(Ce qui me rappelle que tous les états américains ont obligation d'acheter des bons du trésor israéliens qui ne valent rien. Les états préfèrent acheter des dizaines et plus de millions de bons plutôt que s'occuper de leur propre citoyen dans le besoin. Et là trump ne dit pas que c'est du gaspillage. note de rené)
Irlande : la Banque centrale ne validera plus les obligations israéliennes
La Banque centrale d’Irlande ne validera plus les obligations israéliennes à partir de lundi, ont rapporté des médias locaux.
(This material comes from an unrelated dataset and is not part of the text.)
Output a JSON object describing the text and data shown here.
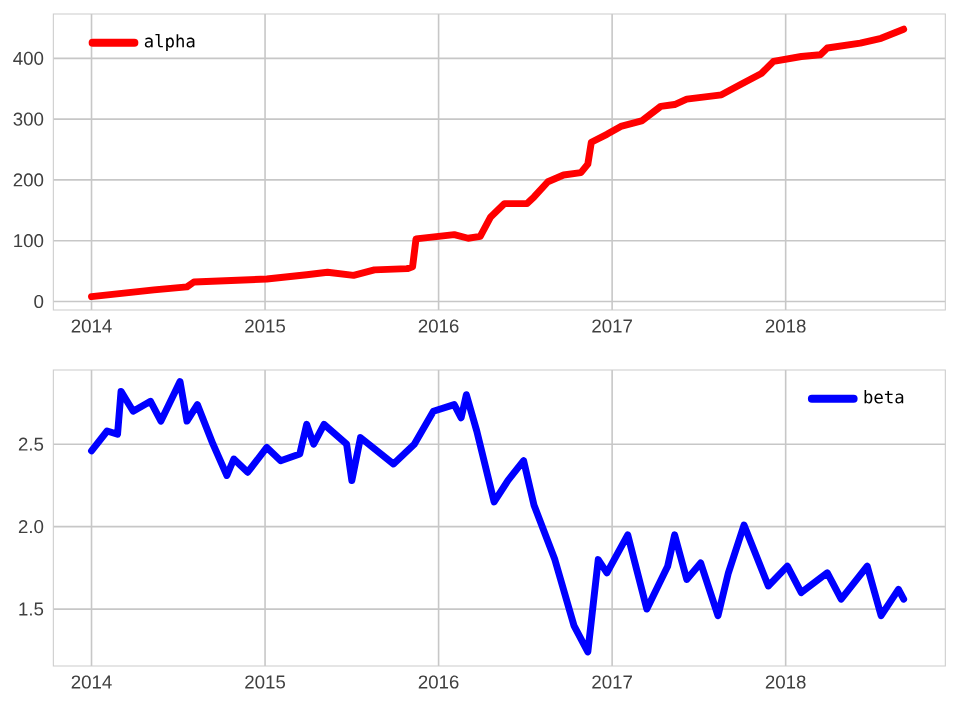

Selon la chaîne publique irlandaise RTE, le dernier prospectus obligatoire émis par Israël pour lever des fonds dans l’UE a été approuvé par le Luxembourg et non par la Banque centrale d’Irlande.
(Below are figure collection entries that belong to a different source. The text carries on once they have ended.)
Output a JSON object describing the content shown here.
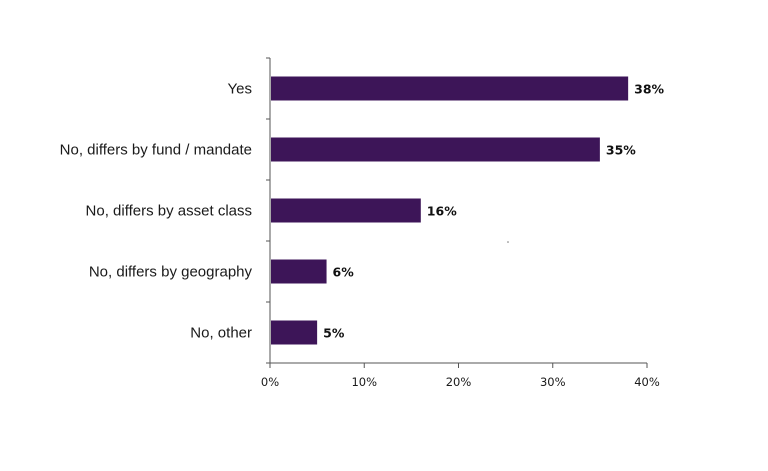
{
  "chart_data": {
    "type": "bar",
    "orientation": "horizontal",
    "categories": [
      "Yes",
      "No, differs by fund / mandate",
      "No, differs by asset class",
      "No, differs by geography",
      "No, other"
    ],
    "values": [
      38,
      35,
      16,
      6,
      5
    ],
    "value_labels": [
      "38%",
      "35%",
      "16%",
      "6%",
      "5%"
    ],
    "xlim": [
      0,
      40
    ],
    "x_ticks": [
      0,
      10,
      20,
      30,
      40
    ],
    "x_tick_labels": [
      "0%",
      "10%",
      "20%",
      "30%",
      "40%"
    ],
    "title": "",
    "xlabel": "",
    "ylabel": "",
    "grid": false,
    "legend": "none",
    "bar_color": "#3d1558",
    "axis_color": "#555555"
  }
}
Cette décision est intervenue après des pressions croissantes de l’opposition et de militants demandant à l’institution de refuser d’autoriser les prospectus émis par Israël.
D’après le même rapport, le gouverneur de la Banque centrale, Gabriel Makhlouf, a également confirmé cette mesure dans une lettre envoyée lundi à Mairead Farrell, présidente de la commission des finances de l’Oireachtas, le Parlement irlandais.
La dernière autorisation de prospectus par la Banque centrale d’Irlande est arrivée à expiration lundi.
Jusqu’ici, la validation des documents obligatoires pour l’ensemble de l’UE relevait du Royaume-Uni, mais Israël s’était ensuite tourné vers l’Irlande après le Brexit.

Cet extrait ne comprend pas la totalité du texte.